Warga yang tak lagi memiliki tempat tinggal terpaksa tidur di tenda yang didirikan Dinas Sosial Jakarta di depan SLB Harapan Ibu.
"Baru tiga malam di sini, tidurnya ya di posko ini," ungkap Ichi, seorang Ibu berusia 56 tahun yang tengah melipat pakaian yang ada disampingnya.
Ichi mengungkapkan rasa syukurnya atas banyaknya bantuan yang ia dapatkan selama mengungsi si tenda biru itu.
"Kami dikasih selimut sama pakaian bekas ini dikasih, sehari dapat makan tiga kali, makanya pakai ikan, ayam, telor, jadi untuk makanan cukup," katanya.
Baca juga: Puluhan Rumah Hangus Terbakar di Kemayoran
"Makanannya dikasih pagi, siang, sore", tambah seorang nenek berumur 66 tahun bernama Ratnaini.
Namun, hidup di tenda pengungsian tentunya banyak tantangan yang mereka alami.
"Malam pertama langsung hujan, sempat bocor sedikit dari tali-tali tenda ini merembes, cuma sudah diatasi jadi enggak bocor lagi," kata Ichi
"Untuk mandi kita numpang-numpang saja," kata Babai Jubaidi (40) yang turut menceritakan kondisi di pengungsian.
Dinas Sosial sebelumnya telah menyediakan kamar mandi berjalan untuk para pengungsi.
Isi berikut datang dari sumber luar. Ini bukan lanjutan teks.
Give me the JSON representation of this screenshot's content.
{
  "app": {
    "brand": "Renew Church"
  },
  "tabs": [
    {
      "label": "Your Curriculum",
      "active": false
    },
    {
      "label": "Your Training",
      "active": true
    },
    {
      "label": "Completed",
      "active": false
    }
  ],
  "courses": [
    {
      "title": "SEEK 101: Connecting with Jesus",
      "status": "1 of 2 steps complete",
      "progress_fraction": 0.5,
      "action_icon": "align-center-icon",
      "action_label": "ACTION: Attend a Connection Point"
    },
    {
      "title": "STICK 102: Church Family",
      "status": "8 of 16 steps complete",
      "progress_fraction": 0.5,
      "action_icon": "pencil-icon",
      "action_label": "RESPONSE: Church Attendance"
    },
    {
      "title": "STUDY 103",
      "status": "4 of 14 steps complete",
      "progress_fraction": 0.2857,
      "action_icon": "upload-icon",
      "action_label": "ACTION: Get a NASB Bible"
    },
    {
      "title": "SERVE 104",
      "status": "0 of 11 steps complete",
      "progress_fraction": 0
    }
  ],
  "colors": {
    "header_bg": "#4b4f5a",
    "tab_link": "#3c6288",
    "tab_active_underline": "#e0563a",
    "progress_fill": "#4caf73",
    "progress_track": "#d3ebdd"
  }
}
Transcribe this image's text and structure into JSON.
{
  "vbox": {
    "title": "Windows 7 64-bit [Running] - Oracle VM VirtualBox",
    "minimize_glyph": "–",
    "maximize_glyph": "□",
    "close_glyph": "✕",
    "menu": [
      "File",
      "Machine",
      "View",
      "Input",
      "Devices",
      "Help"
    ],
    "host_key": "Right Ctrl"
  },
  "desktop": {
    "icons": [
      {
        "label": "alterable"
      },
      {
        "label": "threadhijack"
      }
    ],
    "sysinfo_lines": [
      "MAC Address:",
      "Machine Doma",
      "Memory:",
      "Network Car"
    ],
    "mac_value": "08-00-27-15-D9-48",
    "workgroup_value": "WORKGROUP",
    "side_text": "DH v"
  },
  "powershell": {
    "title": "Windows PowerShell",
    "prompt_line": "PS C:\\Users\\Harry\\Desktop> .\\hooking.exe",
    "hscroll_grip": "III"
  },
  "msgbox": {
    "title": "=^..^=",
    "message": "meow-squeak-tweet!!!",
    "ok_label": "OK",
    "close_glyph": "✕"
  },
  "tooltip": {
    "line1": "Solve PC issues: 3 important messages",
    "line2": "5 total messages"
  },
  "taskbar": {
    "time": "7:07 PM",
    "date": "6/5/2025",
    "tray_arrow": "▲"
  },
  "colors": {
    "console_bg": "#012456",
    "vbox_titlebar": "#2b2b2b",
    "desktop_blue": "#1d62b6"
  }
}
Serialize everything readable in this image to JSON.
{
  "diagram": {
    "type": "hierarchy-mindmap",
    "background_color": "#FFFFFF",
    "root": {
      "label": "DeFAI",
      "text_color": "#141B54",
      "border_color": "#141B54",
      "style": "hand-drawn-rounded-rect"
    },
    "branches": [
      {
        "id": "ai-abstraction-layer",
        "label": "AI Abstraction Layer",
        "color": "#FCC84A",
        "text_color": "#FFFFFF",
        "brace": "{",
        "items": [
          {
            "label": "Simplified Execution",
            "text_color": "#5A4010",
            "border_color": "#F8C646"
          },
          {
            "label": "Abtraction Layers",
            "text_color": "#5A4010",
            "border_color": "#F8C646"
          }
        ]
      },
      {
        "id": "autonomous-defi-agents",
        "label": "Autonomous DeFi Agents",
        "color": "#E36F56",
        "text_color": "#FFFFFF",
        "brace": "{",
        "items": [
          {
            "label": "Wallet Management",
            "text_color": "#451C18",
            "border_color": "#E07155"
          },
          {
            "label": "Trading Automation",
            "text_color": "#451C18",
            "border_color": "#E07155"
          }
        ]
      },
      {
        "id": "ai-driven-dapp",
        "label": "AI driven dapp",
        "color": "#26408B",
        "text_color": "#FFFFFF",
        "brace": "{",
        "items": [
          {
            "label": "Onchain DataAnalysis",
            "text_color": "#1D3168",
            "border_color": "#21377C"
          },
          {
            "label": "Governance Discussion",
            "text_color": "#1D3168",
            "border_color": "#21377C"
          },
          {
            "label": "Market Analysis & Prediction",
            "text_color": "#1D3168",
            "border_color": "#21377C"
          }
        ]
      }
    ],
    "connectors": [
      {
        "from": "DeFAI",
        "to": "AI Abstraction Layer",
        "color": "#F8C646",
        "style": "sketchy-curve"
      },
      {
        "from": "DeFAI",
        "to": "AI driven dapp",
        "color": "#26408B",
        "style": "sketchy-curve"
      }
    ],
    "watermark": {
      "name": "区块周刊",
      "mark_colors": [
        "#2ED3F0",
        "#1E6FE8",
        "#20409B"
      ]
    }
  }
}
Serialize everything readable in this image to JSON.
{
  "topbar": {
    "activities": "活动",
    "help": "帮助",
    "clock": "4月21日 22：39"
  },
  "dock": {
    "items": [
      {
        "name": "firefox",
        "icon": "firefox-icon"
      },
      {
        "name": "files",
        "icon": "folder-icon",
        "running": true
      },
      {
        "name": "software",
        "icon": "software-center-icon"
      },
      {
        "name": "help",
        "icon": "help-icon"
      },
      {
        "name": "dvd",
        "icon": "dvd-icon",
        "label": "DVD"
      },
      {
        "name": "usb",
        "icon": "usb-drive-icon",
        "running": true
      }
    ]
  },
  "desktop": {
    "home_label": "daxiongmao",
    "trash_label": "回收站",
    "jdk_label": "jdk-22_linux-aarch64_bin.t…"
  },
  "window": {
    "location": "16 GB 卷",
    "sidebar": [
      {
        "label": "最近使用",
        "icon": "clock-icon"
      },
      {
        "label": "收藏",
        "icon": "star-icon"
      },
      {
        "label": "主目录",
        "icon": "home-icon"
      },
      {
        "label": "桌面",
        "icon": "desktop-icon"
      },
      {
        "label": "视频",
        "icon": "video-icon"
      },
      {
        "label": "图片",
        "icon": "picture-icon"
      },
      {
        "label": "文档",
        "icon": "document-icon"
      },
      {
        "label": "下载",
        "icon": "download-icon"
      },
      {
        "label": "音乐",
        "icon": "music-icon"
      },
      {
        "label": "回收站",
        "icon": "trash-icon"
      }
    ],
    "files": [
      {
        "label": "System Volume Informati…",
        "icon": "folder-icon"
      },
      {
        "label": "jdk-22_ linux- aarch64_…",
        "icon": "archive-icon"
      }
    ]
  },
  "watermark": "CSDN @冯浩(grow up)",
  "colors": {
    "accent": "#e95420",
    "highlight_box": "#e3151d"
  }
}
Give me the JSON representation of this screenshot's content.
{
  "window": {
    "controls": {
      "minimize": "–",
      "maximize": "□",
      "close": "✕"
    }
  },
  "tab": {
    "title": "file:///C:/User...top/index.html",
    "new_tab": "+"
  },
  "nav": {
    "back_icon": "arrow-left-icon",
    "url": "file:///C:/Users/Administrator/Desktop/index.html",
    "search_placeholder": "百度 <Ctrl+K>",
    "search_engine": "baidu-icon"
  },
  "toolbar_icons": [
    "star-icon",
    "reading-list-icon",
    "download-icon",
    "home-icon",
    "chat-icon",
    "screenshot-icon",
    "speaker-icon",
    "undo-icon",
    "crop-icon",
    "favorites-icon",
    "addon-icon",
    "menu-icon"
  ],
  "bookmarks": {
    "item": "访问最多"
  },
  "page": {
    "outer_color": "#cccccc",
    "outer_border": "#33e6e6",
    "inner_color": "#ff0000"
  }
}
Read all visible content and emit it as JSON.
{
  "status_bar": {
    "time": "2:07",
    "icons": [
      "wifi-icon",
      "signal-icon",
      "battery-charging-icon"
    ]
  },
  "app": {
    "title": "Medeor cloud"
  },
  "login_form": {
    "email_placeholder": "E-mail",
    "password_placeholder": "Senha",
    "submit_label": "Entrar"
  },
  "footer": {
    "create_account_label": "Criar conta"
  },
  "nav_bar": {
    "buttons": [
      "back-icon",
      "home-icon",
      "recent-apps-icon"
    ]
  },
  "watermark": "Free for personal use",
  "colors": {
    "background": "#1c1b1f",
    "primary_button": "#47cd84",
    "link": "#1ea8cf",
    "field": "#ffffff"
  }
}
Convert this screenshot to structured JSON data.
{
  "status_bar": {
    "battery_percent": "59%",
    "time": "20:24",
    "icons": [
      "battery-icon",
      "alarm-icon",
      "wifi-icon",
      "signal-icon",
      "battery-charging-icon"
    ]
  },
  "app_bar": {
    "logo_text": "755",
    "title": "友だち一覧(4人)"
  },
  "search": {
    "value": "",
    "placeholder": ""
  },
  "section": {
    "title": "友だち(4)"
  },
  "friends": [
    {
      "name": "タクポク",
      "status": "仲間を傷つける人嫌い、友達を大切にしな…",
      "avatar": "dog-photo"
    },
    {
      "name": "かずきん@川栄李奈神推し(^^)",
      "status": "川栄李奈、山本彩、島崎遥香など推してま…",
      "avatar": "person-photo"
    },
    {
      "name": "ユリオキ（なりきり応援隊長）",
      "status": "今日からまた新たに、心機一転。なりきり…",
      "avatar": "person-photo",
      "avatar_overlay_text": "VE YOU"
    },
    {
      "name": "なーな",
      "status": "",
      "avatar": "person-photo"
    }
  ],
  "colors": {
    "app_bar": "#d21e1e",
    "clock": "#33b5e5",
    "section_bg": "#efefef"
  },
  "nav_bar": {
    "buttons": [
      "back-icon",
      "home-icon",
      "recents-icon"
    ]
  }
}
Namun, pengungsi lebih memilih untuk mandi cuci kakus (MCK) di rumah warga yang tidak terkena kebakaran.
"Enggak ada yang mau naik ke sana, soalnya lebih enak numpang-numpang sama tetangga, soalnya kita di sini sudah kayak saudara," kata Ichi.
Namun yang menjadi kendala bagi para pengungsi ini adalah belum adanya bantuan peralatan mandi. Mereka hanya mendapatkan satu sikat gigi per-orang dan satu pasta gigi untuk bersama.
"Pakaian dalam juga belum ini, paling yang diluar doang banyak sumbangan," keluh Babai.
Baca juga: 120 Jiwa Kehilangan Tempat Tinggal Akibat Kebakaran di Kemayoran
Satu lagi masalah yang dihadapi para warga ialah belum adanya obat-obatan dan tim medis di daerah pengungsian.
"Pengobatan-pengobatan belum ada, ni nenek bengkak kemarin karena kepentok lemari", ungkap Ratnaini.